Элеонора Максвелл – Заимка для строптивой (страница 2)
Было очень тихо. Не городской тишиной – та всегда напряженная, пропитанная гулом машин, шагами в подъезде, музыкой из открытой форточки. Здесь тишина была иной – плотной, осязаемой, как вата. В ней каждый звук проступал отдельно, выпукло, почти болезненно отчетливо: скрип половицы в доме, вздох коровы в хлеву, далекий, на пределе слышимости, волчий вой, от которого по спине бежали мурашки.
Она поднесла руку к лицу, повертела ладонью в угасающем свете. Рука была чужой. Кожа, стертая до блеска венчиками мозолей у основания пальцев, обломанные ногти с заусенцами, въевшаяся в складки земля. Эта рука сегодня утром доила корову, месила тесто, таскала ведра. Эта рука не помнила, как держит бокал с шампанским. Она помнила только тяжесть, боль и усталость.
В избе загремела посуда – Ольга ужинать собирала. Пахло щами и ржаным хлебом. Простой, грубый запах, от которого за минувшую неделю уже начинало мутить, но есть хотелось зверски. Она не ела со вчерашнего вечера – то ли забыла, то ли кусок в горло не лез.
– Маня! Иди ужинать! – крикнула Ольга из сеней.
Мария не ответила. Она смотрела, как тайга окончательно сливается с небом, и теперь только звезды – невероятно яркие, низкие, как будто до них можно дотянуться рукой – отделяли одно от другого. Она никогда не видела таких звезд. В городе их забивал свет, здесь они горели в полную силу, насмешливо-равнодушные, как глаза чужого Бога.
Вспомнился вдруг сон. Не тот, утренний – про вечеринку и бокал, – а другой, обрывок чего-то более раннего. Она лежит в теплой постели, за окном – мокрый снег, свет фонарей расплывается желтыми пятнами, где-то внизу гудит город. И чувство – такое острое, почти болезненное – что завтра не нужно вставать затемно, не нужно тащить ведра, не нужно улыбаться чужим людям.
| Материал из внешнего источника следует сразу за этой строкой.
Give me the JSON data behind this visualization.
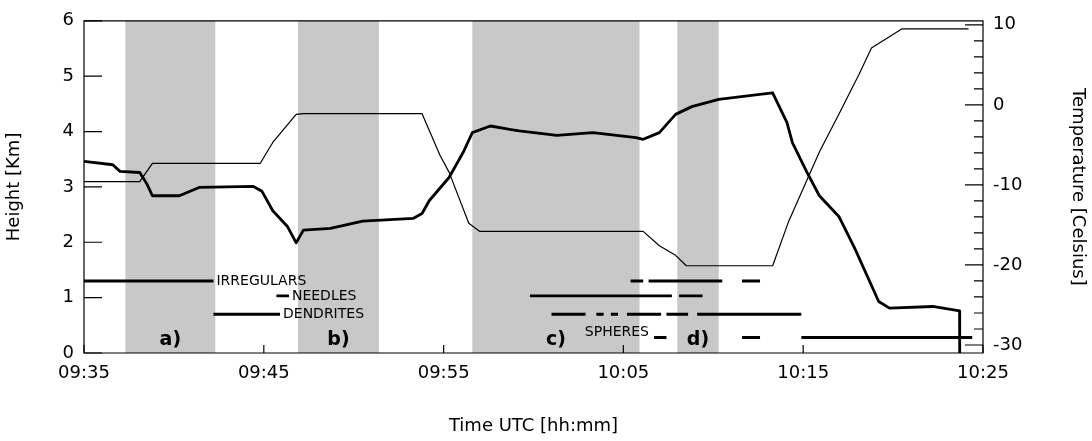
{
  "chart_data": {
    "type": "line",
    "xlabel": "Time UTC [hh:mm]",
    "ylabel": "Height [Km]",
    "y2label": "Temperature [Celsius]",
    "xlim": [
      9.5833,
      10.4167
    ],
    "xticks": [
      {
        "value": 9.5833,
        "label": "09:35"
      },
      {
        "value": 9.75,
        "label": "09:45"
      },
      {
        "value": 9.9167,
        "label": "09:55"
      },
      {
        "value": 10.0833,
        "label": "10:05"
      },
      {
        "value": 10.25,
        "label": "10:15"
      },
      {
        "value": 10.4167,
        "label": "10:25"
      }
    ],
    "ylim": [
      0,
      6
    ],
    "yticks": [
      0,
      1,
      2,
      3,
      4,
      5,
      6
    ],
    "y2lim": [
      -31,
      10.5
    ],
    "y2ticks": [
      -30,
      {
        "value": -28,
        "label": null
      },
      {
        "value": -26,
        "label": null
      },
      {
        "value": -24,
        "label": null
      },
      {
        "value": -22,
        "label": null
      },
      -20,
      {
        "value": -18,
        "label": null
      },
      {
        "value": -16,
        "label": null
      },
      {
        "value": -14,
        "label": null
      },
      {
        "value": -12,
        "label": null
      },
      -10,
      {
        "value": -8,
        "label": null
      },
      {
        "value": -6,
        "label": null
      },
      {
        "value": -4,
        "label": null
      },
      {
        "value": -2,
        "label": null
      },
      0,
      {
        "value": 2,
        "label": null
      },
      {
        "value": 4,
        "label": null
      },
      {
        "value": 6,
        "label": null
      },
      {
        "value": 8,
        "label": null
      },
      10
    ],
    "grid": false,
    "legend": false,
    "marker": "none",
    "line_style": "solid",
    "bands": [
      {
        "axis": "x",
        "from": 9.6217,
        "to": 9.705,
        "label": "a)",
        "color": "#c8c8c8"
      },
      {
        "axis": "x",
        "from": 9.7817,
        "to": 9.8567,
        "label": "b)",
        "color": "#c8c8c8"
      },
      {
        "axis": "x",
        "from": 9.9433,
        "to": 10.0983,
        "label": "c)",
        "color": "#c8c8c8"
      },
      {
        "axis": "x",
        "from": 10.1333,
        "to": 10.1717,
        "label": "d)",
        "color": "#c8c8c8"
      }
    ],
    "series": [
      {
        "color": "#000000",
        "x": [
          9.5833,
          9.61,
          9.6167,
          9.635,
          9.6417,
          9.6467,
          9.6717,
          9.69,
          9.74,
          9.7483,
          9.7583,
          9.7717,
          9.78,
          9.7867,
          9.8117,
          9.8417,
          9.8883,
          9.8967,
          9.9033,
          9.9217,
          9.935,
          9.9433,
          9.96,
          9.9867,
          10.0217,
          10.055,
          10.095,
          10.1017,
          10.1167,
          10.1317,
          10.1467,
          10.1717,
          10.2217,
          10.235,
          10.24,
          10.2533,
          10.265,
          10.2833,
          10.2983,
          10.32,
          10.33,
          10.37,
          10.395,
          10.3951
        ],
        "values": [
          3.46,
          3.4,
          3.28,
          3.26,
          3.05,
          2.84,
          2.84,
          2.99,
          3.01,
          2.92,
          2.57,
          2.29,
          1.99,
          2.22,
          2.25,
          2.38,
          2.43,
          2.52,
          2.75,
          3.17,
          3.63,
          3.98,
          4.1,
          4.01,
          3.93,
          3.98,
          3.89,
          3.86,
          3.98,
          4.31,
          4.45,
          4.58,
          4.7,
          4.16,
          3.8,
          3.27,
          2.84,
          2.46,
          1.87,
          0.93,
          0.81,
          0.84,
          0.76,
          0
        ]
      },
      {
        "color": "#000000",
        "axis": "y2",
        "x": [
          9.5833,
          9.635,
          9.6467,
          9.7467,
          9.7583,
          9.78,
          9.7867,
          9.8967,
          9.9133,
          9.9217,
          9.94,
          9.95,
          10.1017,
          10.1167,
          10.1317,
          10.1417,
          10.2217,
          10.2367,
          10.265,
          10.2833,
          10.3017,
          10.3133,
          10.3417,
          10.4033
        ],
        "values": [
          -9.6,
          -9.6,
          -7.3,
          -7.3,
          -4.7,
          -1.2,
          -1.1,
          -1.1,
          -6.3,
          -8.4,
          -14.8,
          -15.8,
          -15.8,
          -17.6,
          -18.8,
          -20.1,
          -20.1,
          -14.5,
          -5.9,
          -1.1,
          3.8,
          7.1,
          9.5,
          9.5
        ]
      },
      {
        "name": "IRREGULARS",
        "color": "#000000",
        "x": [
          9.5833,
          9.7033,
          null,
          10.09,
          10.1017,
          null,
          10.1067,
          10.175,
          null,
          10.1933,
          10.21
        ],
        "values": [
          1.3,
          1.3,
          null,
          1.3,
          1.3,
          null,
          1.3,
          1.3,
          null,
          1.3,
          1.3
        ]
      },
      {
        "name": "NEEDLES",
        "color": "#000000",
        "x": [
          9.7617,
          9.7733,
          null,
          9.9967,
          10.1283,
          null,
          10.135,
          10.1567
        ],
        "values": [
          1.03,
          1.03,
          null,
          1.03,
          1.03,
          null,
          1.03,
          1.03
        ]
      },
      {
        "name": "DENDRITES",
        "color": "#000000",
        "x": [
          9.7033,
          9.765,
          null,
          10.0167,
          10.0483,
          null,
          10.0583,
          10.065,
          null,
          10.0717,
          10.0783,
          null,
          10.0867,
          10.1183,
          null,
          10.1233,
          10.1433,
          null,
          10.1517,
          10.2483
        ],
        "values": [
          0.7,
          0.7,
          null,
          0.7,
          0.7,
          null,
          0.7,
          0.7,
          null,
          0.7,
          0.7,
          null,
          0.7,
          0.7,
          null,
          0.7,
          0.7,
          null,
          0.7,
          0.7
        ]
      },
      {
        "name": "SPHERES",
        "color": "#000000",
        "x": [
          10.1117,
          10.1233,
          null,
          10.1933,
          10.21,
          null,
          10.2483,
          10.4067
        ],
        "values": [
          0.28,
          0.28,
          null,
          0.28,
          0.28,
          null,
          0.28,
          0.28
        ]
      }
    ]
  }
}
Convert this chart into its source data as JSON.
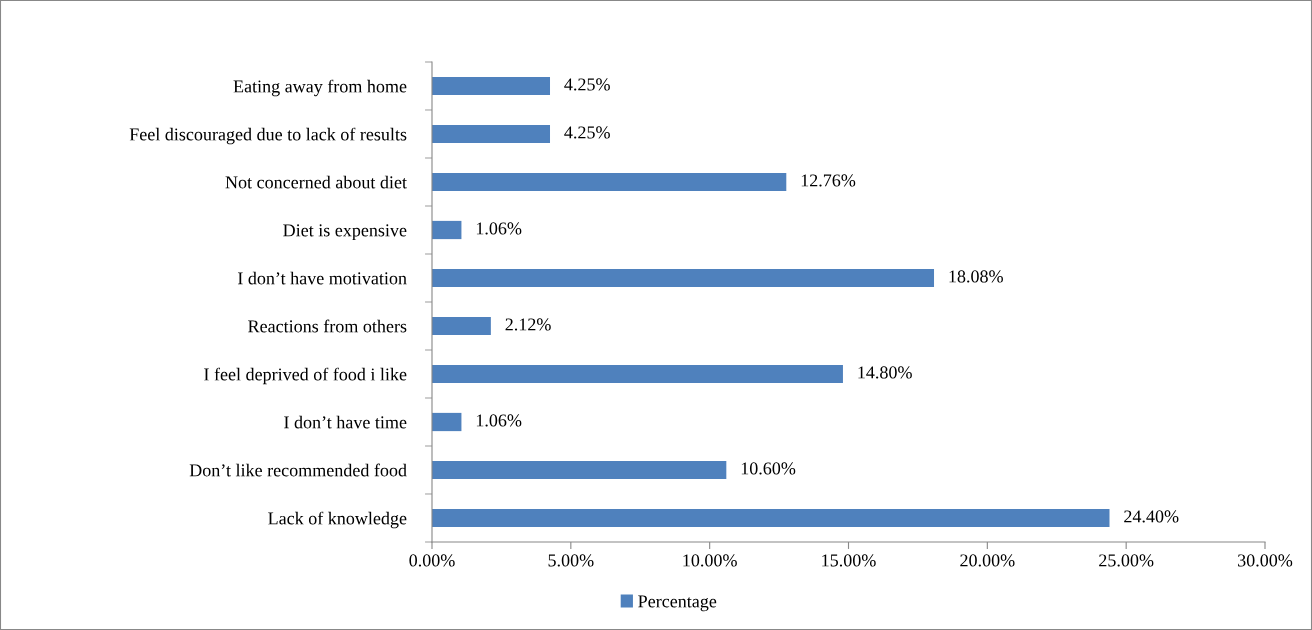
{
  "chart_data": {
    "type": "bar",
    "orientation": "horizontal",
    "categories": [
      "Eating away from home",
      "Feel discouraged due to lack of results",
      "Not concerned about diet",
      "Diet is expensive",
      "I don’t have motivation",
      "Reactions from others",
      "I feel deprived of food i like",
      "I don’t have time",
      "Don’t like recommended food",
      "Lack of knowledge"
    ],
    "series": [
      {
        "name": "Percentage",
        "color": "#4f81bd",
        "values": [
          4.25,
          4.25,
          12.76,
          1.06,
          18.08,
          2.12,
          14.8,
          1.06,
          10.6,
          24.4
        ],
        "value_labels": [
          "4.25%",
          "4.25%",
          "12.76%",
          "1.06%",
          "18.08%",
          "2.12%",
          "14.80%",
          "1.06%",
          "10.60%",
          "24.40%"
        ]
      }
    ],
    "xlim": [
      0,
      30
    ],
    "xticks": [
      {
        "value": 0,
        "label": "0.00%"
      },
      {
        "value": 5,
        "label": "5.00%"
      },
      {
        "value": 10,
        "label": "10.00%"
      },
      {
        "value": 15,
        "label": "15.00%"
      },
      {
        "value": 20,
        "label": "20.00%"
      },
      {
        "value": 25,
        "label": "25.00%"
      },
      {
        "value": 30,
        "label": "30.00%"
      }
    ],
    "grid": false,
    "legend": "bottom"
  }
}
Что она может просто лежать и слушать музыку, пить кофе, листать глянцевый журнал. И никто не посмеет дернуть ее за руку, сказать: «Корову доить».
Она зажмурилась. Образ ускользал, таял, как этот закат. Вместо него – холод, въевшийся в доски крыльца, запах навоза от сапог, которые она забыла снять, и странный, незнакомый звук собственного дыхания – тихий, осторожный, будто она боится, что его услышат.
Из темноты, от сарая, донесся звук шагов. Тяжелых, неторопливых, хозяйских. Она открыла глаза и, хотя не хотела этого, повернула голову.
Иван стоял в десяти шагах, прислонившись плечом к косяку сарая. Его лица почти не было видно – только смутный силуэт, очерченный слабым светом из дальнего окна. Но она знала, что он смотрит. Чувствовала кожей этот взгляд – тяжелый, липкий, раздевающий. Он курил, и огонек сигареты пульсировал в темноте, как сердцебиение хищника, замершего перед прыжком.
Он не двигался. Не заговаривал. Просто стоял и смотрел. Долго. Мучительно долго.
Мария вцепилась пальцами в край телогрейки, сжала ткань так, что побелели костяшки. В груди разрасталось что-то холодное и тошнотворное – не страх, нет, страх был бы понятным, человеческим. Это было другое. Ощущение клетки, которая только что, неслышно, захлопнулась. Ощущение, что воздух вдруг стал гуще, вязче, дышать им – все равно что пить воду из мутного пруда.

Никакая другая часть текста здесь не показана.